Rugged Concrete & Steel Construction Pays Homage to Sports Stadium Design

Exposed structural elements of University of Iowa Hall of Fame building

Exposed concrete and steel structural elements are commonly found in sports venues and stadiums.

Constructed of cast in place concrete, exposed structural steel, and standing seam metal roofing, the form of the Karro Building is visually tied to the sporting facilities celebrated within. The attractive geometrical façade and the building’s horizontal configuration give the building much of its contemporary appearance.

The four square central bays, each with a smoked glass curtain wall and crisscrossed with structural tie rods, create a significant impression for visitors arriving at the museum along Mormon Trek Boulevard. This rigid steel framing with X-bracing was used around the building sections to reinforce the glass-walled structure. Behind the massive windows, the three-story atrium is oriented toward the University’s Finkbine Golf Course, taking full advantage of the scenic landscape during the day. At night, the light streaming from the building produces a stunning scene. A pair of concrete structures housing elevator shafts bookend the central bays and complement the building’s geometric shape.

Building Site Creates Unique Challenges & Provides “Green” Opportunities

Detention pond controls the stormwater runoff for the University of Iowa Hall of Fame building

Native prairie plantings were used extensively around the museum.

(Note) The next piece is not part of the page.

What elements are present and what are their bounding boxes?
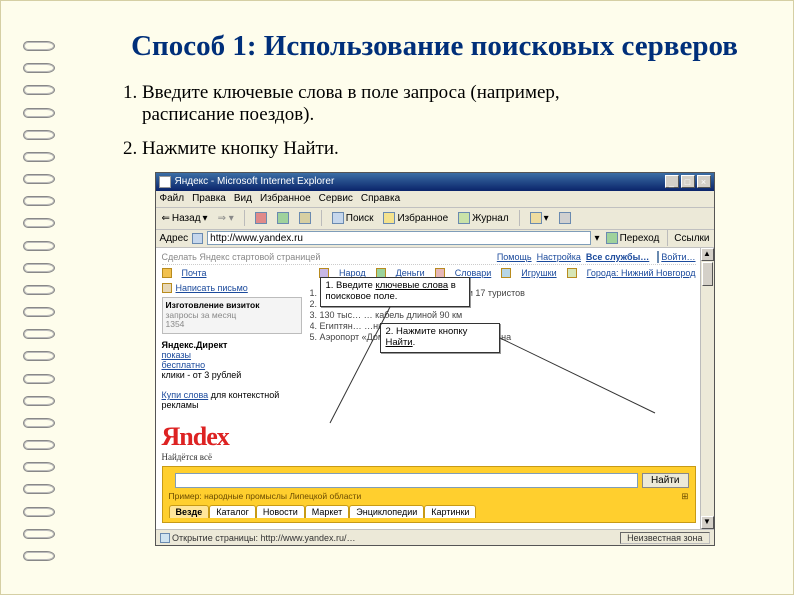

The Hall of Fame Building’s location is adjacent to a protected wetland and was developed with green architectural practices in mind. Stormwater runoff is controlled by a detention pond that also maintains an ecological balance between plant and animal wildlife. Landscaping with native prairie grasses and the use of drainage swales in the parking lot also minimize the Hall of Fame’s environmental impact.

While the design of the University of Iowa Athletics Hall of Fame is contemporary, it recalls the spectrum of athletic venues in both form and choice of materials. And it’s just one example of how the Shuck-Britson team can rise to the occasion and develop cutting-edge structural designs. As a subsidiary of Snyder & Associates, the structural engineering professionals with Shuck-Britson have the full weight of a proven team of environmental scientists, technicians, planners, and civil engineers backing every project.